Miranda gave a quiet snort of laughter. “Hear of it? He quotes it every hour on the hour. ‘The simplest explanation that fits the facts is almost always right.’ I’ll be surprised if it’s not carved on his tombstone someday.”

I felt myself blushing slightly. “It’s a useful principle to teach students. And homicide detectives.”

“I agree,” Laurie said. “But a killer who fetishizes the Confederacy might just as readily murder a Jew or a Muslim or even a white person. Or a homosexual or transgender person of any color.”

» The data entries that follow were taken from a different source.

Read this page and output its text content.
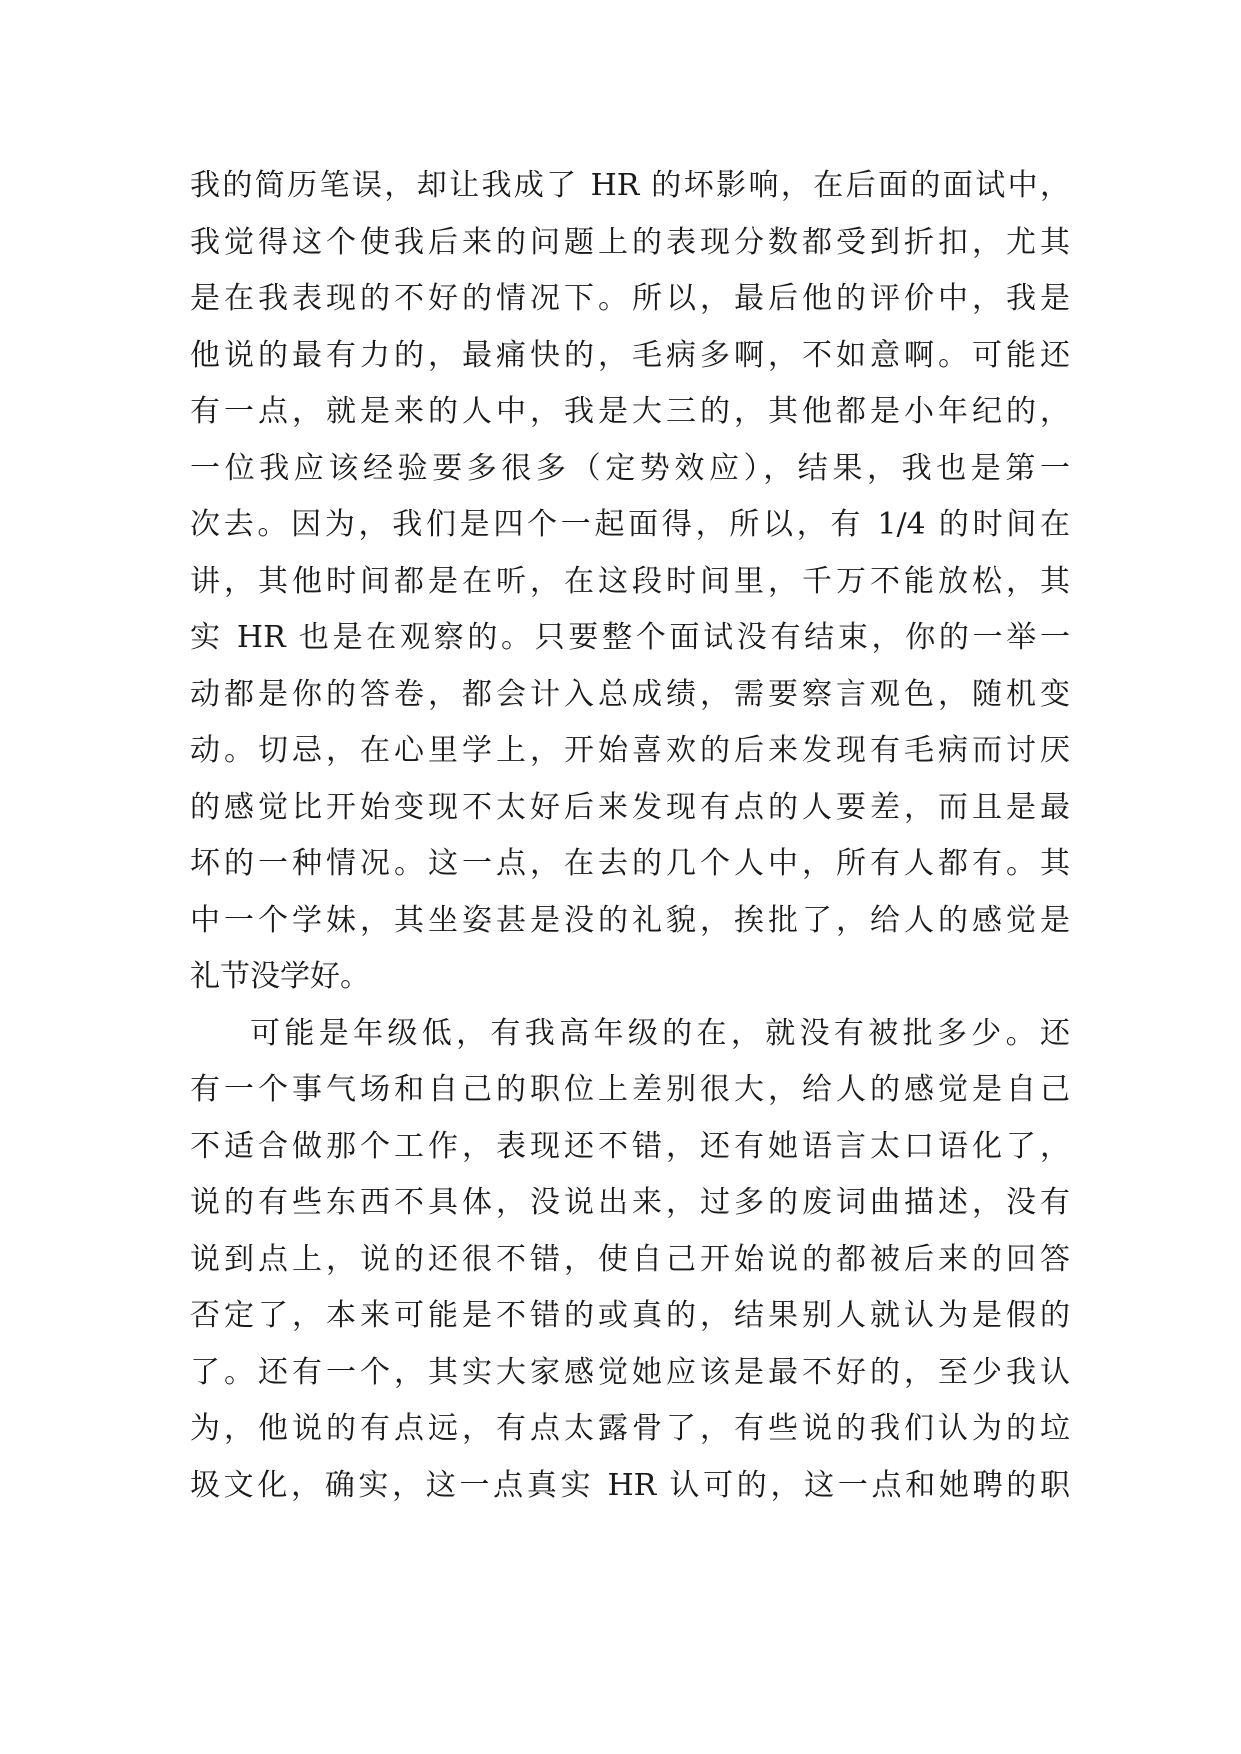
我的简历笔误，却让我成了 HR 的坏影响，在后面的面试中，
我觉得这个使我后来的问题上的表现分数都受到折扣，尤其
是在我表现的不好的情况下。所以，最后他的评价中，我是
他说的最有力的，最痛快的，毛病多啊，不如意啊。可能还
有一点，就是来的人中，我是大三的，其他都是小年纪的，
一位我应该经验要多很多（定势效应），结果，我也是第一
次去。因为，我们是四个一起面得，所以，有 1/4 的时间在
讲，其他时间都是在听，在这段时间里，千万不能放松，其
实 HR 也是在观察的。只要整个面试没有结束，你的一举一
动都是你的答卷，都会计入总成绩，需要察言观色，随机变
动。切忌，在心里学上，开始喜欢的后来发现有毛病而讨厌
的感觉比开始变现不太好后来发现有点的人要差，而且是最
坏的一种情况。这一点，在去的几个人中，所有人都有。其
中一个学妹，其坐姿甚是没的礼貌，挨批了，给人的感觉是
礼节没学好。
可能是年级低，有我高年级的在，就没有被批多少。还
有一个事气场和自己的职位上差别很大，给人的感觉是自己
不适合做那个工作，表现还不错，还有她语言太口语化了，
说的有些东西不具体，没说出来，过多的废词曲描述，没有
说到点上，说的还很不错，使自己开始说的都被后来的回答
否定了，本来可能是不错的或真的，结果别人就认为是假的
了。还有一个，其实大家感觉她应该是最不好的，至少我认
为，他说的有点远，有点太露骨了，有些说的我们认为的垃
圾文化，确实，这一点真实 HR 认可的，这一点和她聘的职
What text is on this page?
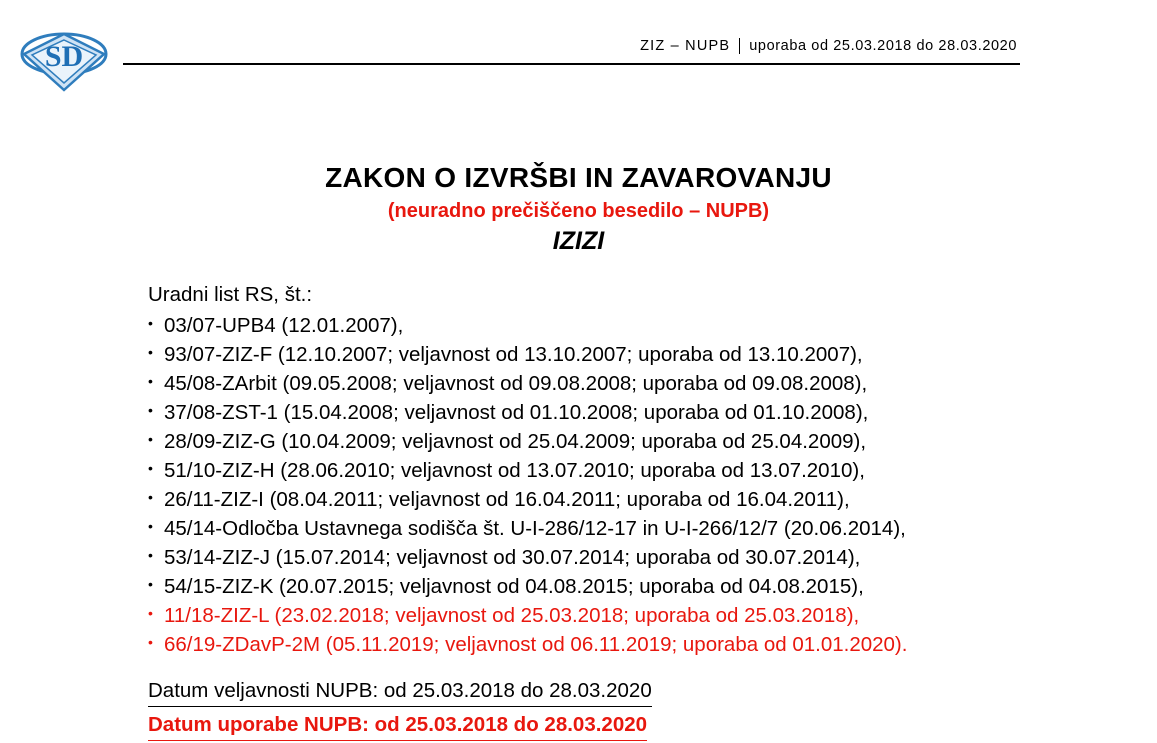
SD	ZIZ – NUPB	uporaba od 25.03.2018 do 28.03.2020
ZAKON O IZVRŠBI IN ZAVAROVANJU
(neuradno prečiščeno besedilo – NUPB)
IZIZI
Uradni list RS, št.:
• 03/07-UPB4 (12.01.2007),
• 93/07-ZIZ-F (12.10.2007; veljavnost od 13.10.2007; uporaba od 13.10.2007),
• 45/08-ZArbit (09.05.2008; veljavnost od 09.08.2008; uporaba od 09.08.2008),
• 37/08-ZST-1 (15.04.2008; veljavnost od 01.10.2008; uporaba od 01.10.2008),
• 28/09-ZIZ-G (10.04.2009; veljavnost od 25.04.2009; uporaba od 25.04.2009),
• 51/10-ZIZ-H (28.06.2010; veljavnost od 13.07.2010; uporaba od 13.07.2010),
• 26/11-ZIZ-I (08.04.2011; veljavnost od 16.04.2011; uporaba od 16.04.2011),
• 45/14-Odločba Ustavnega sodišča št. U-I-286/12-17 in U-I-266/12/7 (20.06.2014),
• 53/14-ZIZ-J (15.07.2014; veljavnost od 30.07.2014; uporaba od 30.07.2014),
• 54/15-ZIZ-K (20.07.2015; veljavnost od 04.08.2015; uporaba od 04.08.2015),
• 11/18-ZIZ-L (23.02.2018; veljavnost od 25.03.2018; uporaba od 25.03.2018),
• 66/19-ZDavP-2M (05.11.2019; veljavnost od 06.11.2019; uporaba od 01.01.2020).
Datum veljavnosti NUPB: od 25.03.2018 do 28.03.2020
Datum uporabe NUPB: od 25.03.2018 do 28.03.2020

“You’re a couple steps ahead of me there,” I said, wondering how on earth she’d gotten all the way to transgender crime.

“Sorry. Let me back up and tell you where I’m coming from there.” There was a laptop computer in front of her, connected to a projector at the center of the table. She flipped open the laptop and clicked around for a while, then leaned forward and switched on the projector. An image appeared on a projection screen that hung on the wall at the far end of the table. It was a photo of a graying, bearded man in a wheelchair; he wore a dark suit and tie and an electric-blue shirt, and his right arm was raised in a Nazi salute.